Johnson insists that he produced evidence of an inaccuracy by showing that the defendants’ reports relied on information provided by an administrative agency, HFS, rather than a judicial order. This argument is meritless, and we have little to add to the district court’s explanation. After the Circuit Court of Cook County ordered Johnson to pay child support following his divorce, HFS became responsible for “enforcing and collecting” Johnson’s child support obligation. 89 Ill. Admin. Code § 160.10(d)(4); see In re Marriage of Heady, 398 Ill.App.3d 582, 338 Ill.Dec. 661, 924 N.E.2d 1187, 1188 (2010) (describing HFS’s enforcement functions). If Johnson fell behind significantly on his child support payments, HFS was required to report that information to consumer reporting agencies. See 89 Ill. Admin. Code § 160.70(h)(1) (HFS “shall report” to consumer reporting agencies the amount of past-due child support). The defendants, in turn, were required to put that information in Johnson’s credit report. See 15 U.S.C. § 1681 s-1 (“a consumer reporting agency shall include in any consumer report ... any information on the failure of the consumer to pay overdue support which is provided ... by a State or local child support enforcement agency; or ... verified by any local, State, or Federal Government agency”). By including past-due child support information reported by HFS in Johnson’s credit report, and repeatedly verifying the accuracy of that information in response to his requests, the defendants were not violating the FCRA — they were complying with its express commands.

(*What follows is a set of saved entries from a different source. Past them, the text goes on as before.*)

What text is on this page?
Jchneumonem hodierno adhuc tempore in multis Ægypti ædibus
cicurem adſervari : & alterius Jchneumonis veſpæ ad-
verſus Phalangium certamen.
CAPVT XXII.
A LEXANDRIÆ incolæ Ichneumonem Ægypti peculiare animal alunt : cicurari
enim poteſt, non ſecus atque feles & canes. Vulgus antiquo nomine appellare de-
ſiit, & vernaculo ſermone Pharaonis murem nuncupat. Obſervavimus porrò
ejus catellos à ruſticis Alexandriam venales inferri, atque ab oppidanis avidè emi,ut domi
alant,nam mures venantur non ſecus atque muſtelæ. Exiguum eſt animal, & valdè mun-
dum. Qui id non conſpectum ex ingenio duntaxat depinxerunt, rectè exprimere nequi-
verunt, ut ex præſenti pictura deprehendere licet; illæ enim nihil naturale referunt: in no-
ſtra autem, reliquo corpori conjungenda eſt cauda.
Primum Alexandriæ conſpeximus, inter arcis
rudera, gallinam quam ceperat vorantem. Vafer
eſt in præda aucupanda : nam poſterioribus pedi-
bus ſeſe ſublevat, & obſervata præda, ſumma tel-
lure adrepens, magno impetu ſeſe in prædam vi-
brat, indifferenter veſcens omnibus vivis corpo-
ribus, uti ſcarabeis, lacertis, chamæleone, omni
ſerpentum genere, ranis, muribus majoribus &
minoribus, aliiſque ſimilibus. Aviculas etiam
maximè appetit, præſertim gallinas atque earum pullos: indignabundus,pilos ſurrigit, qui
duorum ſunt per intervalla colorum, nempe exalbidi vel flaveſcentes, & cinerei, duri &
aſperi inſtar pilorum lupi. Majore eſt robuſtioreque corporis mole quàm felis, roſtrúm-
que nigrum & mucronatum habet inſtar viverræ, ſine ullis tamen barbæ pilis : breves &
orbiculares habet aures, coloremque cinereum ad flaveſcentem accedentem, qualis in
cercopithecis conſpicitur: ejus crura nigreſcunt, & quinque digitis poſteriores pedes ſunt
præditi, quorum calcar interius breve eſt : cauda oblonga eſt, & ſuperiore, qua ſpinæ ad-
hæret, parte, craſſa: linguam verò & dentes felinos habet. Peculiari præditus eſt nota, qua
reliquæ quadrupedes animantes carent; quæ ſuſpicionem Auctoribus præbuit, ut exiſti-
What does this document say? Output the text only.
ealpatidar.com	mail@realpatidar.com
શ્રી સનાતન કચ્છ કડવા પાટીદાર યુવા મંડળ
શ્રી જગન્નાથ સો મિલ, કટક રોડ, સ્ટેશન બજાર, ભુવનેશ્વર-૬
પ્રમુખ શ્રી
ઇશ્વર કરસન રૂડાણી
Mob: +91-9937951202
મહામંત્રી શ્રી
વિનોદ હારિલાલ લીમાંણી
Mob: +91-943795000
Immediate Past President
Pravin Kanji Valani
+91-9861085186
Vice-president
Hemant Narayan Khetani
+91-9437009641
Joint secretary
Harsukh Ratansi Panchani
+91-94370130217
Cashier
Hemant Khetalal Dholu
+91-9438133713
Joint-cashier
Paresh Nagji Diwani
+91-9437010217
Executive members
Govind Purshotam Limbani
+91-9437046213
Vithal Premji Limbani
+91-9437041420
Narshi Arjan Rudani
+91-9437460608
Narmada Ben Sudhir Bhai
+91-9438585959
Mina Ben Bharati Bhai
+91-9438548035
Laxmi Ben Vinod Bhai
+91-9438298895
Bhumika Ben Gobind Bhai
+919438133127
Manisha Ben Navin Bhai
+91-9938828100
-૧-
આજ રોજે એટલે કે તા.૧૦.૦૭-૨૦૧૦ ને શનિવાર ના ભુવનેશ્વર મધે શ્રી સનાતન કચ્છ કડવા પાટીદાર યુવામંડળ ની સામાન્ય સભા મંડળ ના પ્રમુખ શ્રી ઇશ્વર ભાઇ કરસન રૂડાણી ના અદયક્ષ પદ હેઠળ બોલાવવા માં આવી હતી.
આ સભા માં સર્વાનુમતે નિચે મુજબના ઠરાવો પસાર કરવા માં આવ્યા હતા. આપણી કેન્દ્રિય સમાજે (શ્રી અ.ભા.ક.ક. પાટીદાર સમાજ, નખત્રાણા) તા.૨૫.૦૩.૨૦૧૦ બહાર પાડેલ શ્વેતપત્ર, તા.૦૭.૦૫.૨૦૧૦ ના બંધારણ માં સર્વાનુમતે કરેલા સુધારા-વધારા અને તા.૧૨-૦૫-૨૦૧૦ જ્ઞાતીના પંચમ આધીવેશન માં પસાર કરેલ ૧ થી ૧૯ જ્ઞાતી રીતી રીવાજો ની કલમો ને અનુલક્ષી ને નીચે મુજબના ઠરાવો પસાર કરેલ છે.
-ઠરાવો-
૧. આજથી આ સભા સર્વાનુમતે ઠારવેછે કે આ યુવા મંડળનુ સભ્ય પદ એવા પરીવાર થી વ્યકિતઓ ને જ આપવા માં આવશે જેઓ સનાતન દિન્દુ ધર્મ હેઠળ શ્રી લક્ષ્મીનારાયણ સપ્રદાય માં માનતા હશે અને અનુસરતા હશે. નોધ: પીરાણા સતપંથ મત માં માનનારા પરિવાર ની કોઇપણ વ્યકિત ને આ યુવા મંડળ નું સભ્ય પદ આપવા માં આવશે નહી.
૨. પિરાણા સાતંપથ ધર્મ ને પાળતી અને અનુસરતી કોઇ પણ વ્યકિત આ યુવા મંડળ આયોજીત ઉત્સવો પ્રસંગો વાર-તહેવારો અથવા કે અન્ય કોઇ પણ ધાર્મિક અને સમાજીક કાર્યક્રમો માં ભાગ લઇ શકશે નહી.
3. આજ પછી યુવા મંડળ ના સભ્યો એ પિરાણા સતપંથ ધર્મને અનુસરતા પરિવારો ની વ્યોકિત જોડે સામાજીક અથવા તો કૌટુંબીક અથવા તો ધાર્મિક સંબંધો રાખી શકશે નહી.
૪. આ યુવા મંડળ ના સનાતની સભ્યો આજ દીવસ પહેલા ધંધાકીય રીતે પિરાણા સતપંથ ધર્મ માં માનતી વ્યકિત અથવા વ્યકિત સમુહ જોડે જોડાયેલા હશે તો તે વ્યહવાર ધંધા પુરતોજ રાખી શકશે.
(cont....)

We can dispose of Johnson’s other arguments in short order. The district court properly concluded that Johnson’s state-law claims were preempted by the FCRA, because Johnson provided no evidence of the defendants’ “malice or willful intent to injure.” 15 U.S.C. § 1681h(e); see Purcell v. Bank of America, 659 F.3d 622, 624-25 (7th Cir.2011); Ross v. F.D.I.C., 625 F.3d 808, 814-17 (4th Cir.2010). Moreover, the court did not abuse its discretion in denying Johnson’s attempts to amend his complaint on grounds of futility: Johnson could not have recovered under 42 U.S.C. § 1983, because the defendants are not state actors, see Hallinan v. Fraternal Order of Police of Chicago Lodge No. 7, 570 F.3d 811, 815-16 (7th Cir.2009), and the additional state-law claims would also be preempted by the FCRA, see Purcell, 659 F.3d at 624-25; Ross, 625 F.3d at 814-17. Finally, the entry of summary judgment against Johnson does not violate his Seventh Amendment right to a jury trial. See Burks v. Wise. Dep’t of Transp., 464 F.3d 744, 759 (7th Cir.2006).

AFFIRMED.

. On one occasion, defendant Experian did not reconfirm the arrearage with HFS, because Experian had recently looked into Johnson's complaints and confirmed with HFS that the debt was valid.

. The court concluded that Johnson abandoned his claim under the Illinois Consumer Fraud and Deceptive Business Practices Act because he did not address it in his summary judgment briefing. Johnson does not contest this conclusion on appeal, so we do not review it.